Fotocasa reports a decline in Canary Islands housing profitability to 6.3% in 2023

Fotocasa's 2023 report on Spanish housing profitability highlights a significant trend of declining annual yields in the Canary Islands, dropping to 6.3% (a 0.5% decrease from 2022), reflecting broader, regionally varied trends in Spain's housing market.

The latest report titled ‘The profitability of housing in Spain in 2023’ by the real estate portal Fotocasa has detailed an interesting trend in the housing market for the year 2023. It revealed a notable decline in the annual profitability of housing in the Canary Islands, which fell to 6.3%, a decrease of 0.5% from 6.8% in 2022. This decrease in profitability is seen as part of a broader trend in the Spanish housing market, albeit with regional variations.

Across Spain, the report noted a marginal decline in housing profitability, down to 6.4% in 2023 from 6.5% the previous year. Despite this overall decrease, the rental market has experienced an upswing in prices, which Fotocasa’s Director of Research, María Matos, suggests helps maintain a positive level of return for those investing in properties to rent out. This rise in rental prices is a critical factor in understanding the dynamics of the housing market in 2023.

The report provides an extensive analysis of regional differences in housing profitability. It points out that in twelve Spanish communities, the profitability of housing investments has increased in 2023. Notably, communities like Comunitat Valenciana (7.9%), Region of Murcia (7.4%), and Cantabria (7.3%) have surpassed the national average profitability of 6.4%. Other communities like Catalonia, Asturias, and Navarra also feature higher profitability rates than the national average.
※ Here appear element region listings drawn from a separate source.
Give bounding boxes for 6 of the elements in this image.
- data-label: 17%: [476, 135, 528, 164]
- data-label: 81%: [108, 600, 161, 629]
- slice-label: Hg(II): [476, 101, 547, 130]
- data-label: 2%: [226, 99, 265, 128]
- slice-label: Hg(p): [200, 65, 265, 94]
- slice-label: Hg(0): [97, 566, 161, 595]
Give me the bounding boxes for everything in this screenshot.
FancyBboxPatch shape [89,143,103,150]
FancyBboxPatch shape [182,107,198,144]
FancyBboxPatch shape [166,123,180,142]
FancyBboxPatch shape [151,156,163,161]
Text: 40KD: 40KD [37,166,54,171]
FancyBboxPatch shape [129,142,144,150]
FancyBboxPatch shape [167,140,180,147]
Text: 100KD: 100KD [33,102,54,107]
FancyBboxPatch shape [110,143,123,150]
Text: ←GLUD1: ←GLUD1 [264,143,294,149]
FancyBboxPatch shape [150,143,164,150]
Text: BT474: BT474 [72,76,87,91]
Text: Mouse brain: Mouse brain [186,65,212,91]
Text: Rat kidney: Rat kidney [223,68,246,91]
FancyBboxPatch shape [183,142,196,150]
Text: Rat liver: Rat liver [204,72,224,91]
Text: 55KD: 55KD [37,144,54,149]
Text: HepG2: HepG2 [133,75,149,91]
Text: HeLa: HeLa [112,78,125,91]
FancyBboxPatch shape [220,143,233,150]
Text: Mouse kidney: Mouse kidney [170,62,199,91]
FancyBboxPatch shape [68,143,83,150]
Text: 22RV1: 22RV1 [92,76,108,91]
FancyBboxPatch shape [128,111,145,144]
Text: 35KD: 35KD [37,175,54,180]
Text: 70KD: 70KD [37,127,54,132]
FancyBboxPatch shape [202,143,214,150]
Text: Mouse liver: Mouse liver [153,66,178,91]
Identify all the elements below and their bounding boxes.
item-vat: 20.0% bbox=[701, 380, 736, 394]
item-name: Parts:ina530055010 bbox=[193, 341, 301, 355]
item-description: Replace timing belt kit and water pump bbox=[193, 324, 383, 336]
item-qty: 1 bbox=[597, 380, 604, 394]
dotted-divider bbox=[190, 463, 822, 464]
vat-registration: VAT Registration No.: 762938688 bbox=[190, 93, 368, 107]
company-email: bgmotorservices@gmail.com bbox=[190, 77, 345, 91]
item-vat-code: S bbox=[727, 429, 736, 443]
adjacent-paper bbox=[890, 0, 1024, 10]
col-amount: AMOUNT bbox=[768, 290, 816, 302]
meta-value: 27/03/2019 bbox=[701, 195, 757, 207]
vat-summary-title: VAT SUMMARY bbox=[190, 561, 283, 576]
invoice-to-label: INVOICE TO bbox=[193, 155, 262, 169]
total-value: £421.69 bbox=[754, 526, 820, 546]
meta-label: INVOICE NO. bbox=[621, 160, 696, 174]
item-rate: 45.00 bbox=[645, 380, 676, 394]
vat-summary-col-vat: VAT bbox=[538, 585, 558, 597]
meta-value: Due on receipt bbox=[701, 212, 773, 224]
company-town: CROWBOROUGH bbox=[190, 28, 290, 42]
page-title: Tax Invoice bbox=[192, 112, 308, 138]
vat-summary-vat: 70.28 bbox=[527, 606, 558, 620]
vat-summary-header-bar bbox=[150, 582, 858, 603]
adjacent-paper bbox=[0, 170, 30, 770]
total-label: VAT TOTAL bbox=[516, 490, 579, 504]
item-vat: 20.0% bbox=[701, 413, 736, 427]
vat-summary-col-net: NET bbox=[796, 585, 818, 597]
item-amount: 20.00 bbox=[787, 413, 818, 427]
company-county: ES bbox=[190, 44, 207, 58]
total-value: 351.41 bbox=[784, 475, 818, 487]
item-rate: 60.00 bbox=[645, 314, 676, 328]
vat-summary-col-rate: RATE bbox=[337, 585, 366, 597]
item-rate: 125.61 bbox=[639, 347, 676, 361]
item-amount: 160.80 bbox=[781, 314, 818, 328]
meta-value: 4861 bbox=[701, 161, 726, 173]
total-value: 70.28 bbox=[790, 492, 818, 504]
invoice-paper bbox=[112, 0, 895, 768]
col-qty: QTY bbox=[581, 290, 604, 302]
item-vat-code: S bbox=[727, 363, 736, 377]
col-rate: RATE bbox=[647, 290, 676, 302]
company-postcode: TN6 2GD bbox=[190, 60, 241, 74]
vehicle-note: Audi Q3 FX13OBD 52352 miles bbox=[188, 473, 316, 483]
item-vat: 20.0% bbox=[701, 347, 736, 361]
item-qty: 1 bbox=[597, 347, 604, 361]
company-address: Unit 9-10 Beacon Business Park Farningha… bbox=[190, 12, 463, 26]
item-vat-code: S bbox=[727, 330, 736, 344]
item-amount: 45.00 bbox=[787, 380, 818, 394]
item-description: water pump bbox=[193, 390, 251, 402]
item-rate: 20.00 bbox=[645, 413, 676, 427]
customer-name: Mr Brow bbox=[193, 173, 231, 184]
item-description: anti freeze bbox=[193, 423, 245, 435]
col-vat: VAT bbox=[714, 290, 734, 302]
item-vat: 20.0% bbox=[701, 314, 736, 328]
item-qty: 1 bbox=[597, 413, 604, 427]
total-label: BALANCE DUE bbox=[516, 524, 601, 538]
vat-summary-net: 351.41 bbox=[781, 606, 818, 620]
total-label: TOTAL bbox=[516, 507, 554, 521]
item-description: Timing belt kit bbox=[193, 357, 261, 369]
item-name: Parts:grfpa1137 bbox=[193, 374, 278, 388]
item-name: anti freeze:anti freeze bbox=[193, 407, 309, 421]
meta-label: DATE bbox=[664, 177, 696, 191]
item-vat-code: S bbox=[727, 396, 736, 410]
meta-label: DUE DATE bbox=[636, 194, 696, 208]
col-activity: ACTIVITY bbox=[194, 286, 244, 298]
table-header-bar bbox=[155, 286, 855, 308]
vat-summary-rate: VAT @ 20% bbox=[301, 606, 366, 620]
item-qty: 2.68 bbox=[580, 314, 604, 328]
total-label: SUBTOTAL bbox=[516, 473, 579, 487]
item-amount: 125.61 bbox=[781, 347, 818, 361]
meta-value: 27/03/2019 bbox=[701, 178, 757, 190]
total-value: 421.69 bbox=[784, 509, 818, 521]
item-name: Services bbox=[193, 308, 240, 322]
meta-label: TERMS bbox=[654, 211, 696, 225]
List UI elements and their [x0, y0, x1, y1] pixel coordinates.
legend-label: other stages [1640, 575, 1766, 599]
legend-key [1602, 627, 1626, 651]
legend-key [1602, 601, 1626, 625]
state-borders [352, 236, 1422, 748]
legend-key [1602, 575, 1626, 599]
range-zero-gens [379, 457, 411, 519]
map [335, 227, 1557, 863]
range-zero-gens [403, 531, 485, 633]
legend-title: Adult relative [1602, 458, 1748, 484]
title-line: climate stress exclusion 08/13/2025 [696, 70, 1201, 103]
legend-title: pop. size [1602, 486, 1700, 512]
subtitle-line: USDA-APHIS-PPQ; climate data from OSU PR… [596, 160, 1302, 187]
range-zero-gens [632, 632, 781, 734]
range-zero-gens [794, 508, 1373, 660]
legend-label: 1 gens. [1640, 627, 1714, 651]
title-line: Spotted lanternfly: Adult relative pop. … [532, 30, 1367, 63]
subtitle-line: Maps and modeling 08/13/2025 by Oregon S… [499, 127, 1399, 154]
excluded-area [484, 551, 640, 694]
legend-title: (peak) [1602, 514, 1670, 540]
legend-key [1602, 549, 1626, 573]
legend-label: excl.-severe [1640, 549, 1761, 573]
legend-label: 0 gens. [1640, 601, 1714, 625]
Fotocasa reports a decline in Canary Islands housing profitability to 6.3% in 2023

On the other hand, several regions report profitability figures below the Spanish average. These include Aragon, Extremadura, Castile-La Mancha, Andalusia, Galicia, the Basque Country, La Rioja, Madrid, and the Balearic Islands. The Canary Islands, specifically, align with this lower profitability trend, standing at 6.3%, identical to regions like Aragon and Extremadura.

The study further delves into city-level analysis, highlighting Gandía as the most profitable city in Spain with a remarkable profitability rate exceeding 10%. Other cities like Laredo, La Manga del Mar Menor, Lucena, L’Hospitalet de Llobregat, and La Línea de la Concepción also showcase high profitability rates. In contrast, cities like Eivissa-Ibiza, Getxo, Donostia-San Sebastián, Sitges, and Benahavís fall at the lower end of the profitability spectrum, each registering rates below 5%.


Fotocasa’s report extends its detailed analysis to districts within major cities like Madrid and Barcelona. In Madrid, the district of Villaverde has shown a significant increase in profitability over the past decade, now standing at 8.9%. Barcelona’s Nou Barris district has also seen a considerable increase in profitability, rising from 5.2% to 7.7% in ten years.

María Matos, in her analysis, emphasises the resilience and appeal of the real estate sector as a safe and profitable investment avenue, especially during times of economic uncertainty. The report suggests that despite fluctuations, the housing market continues to be a primary focus for investment, offering relatively high returns compared to other financial products.

This comprehensive report by Fotocasa thus offers a detailed insight into the evolving landscape of the housing market in Spain, underlining the regional disparities in profitability and the continued attractiveness of real estate as an investment option.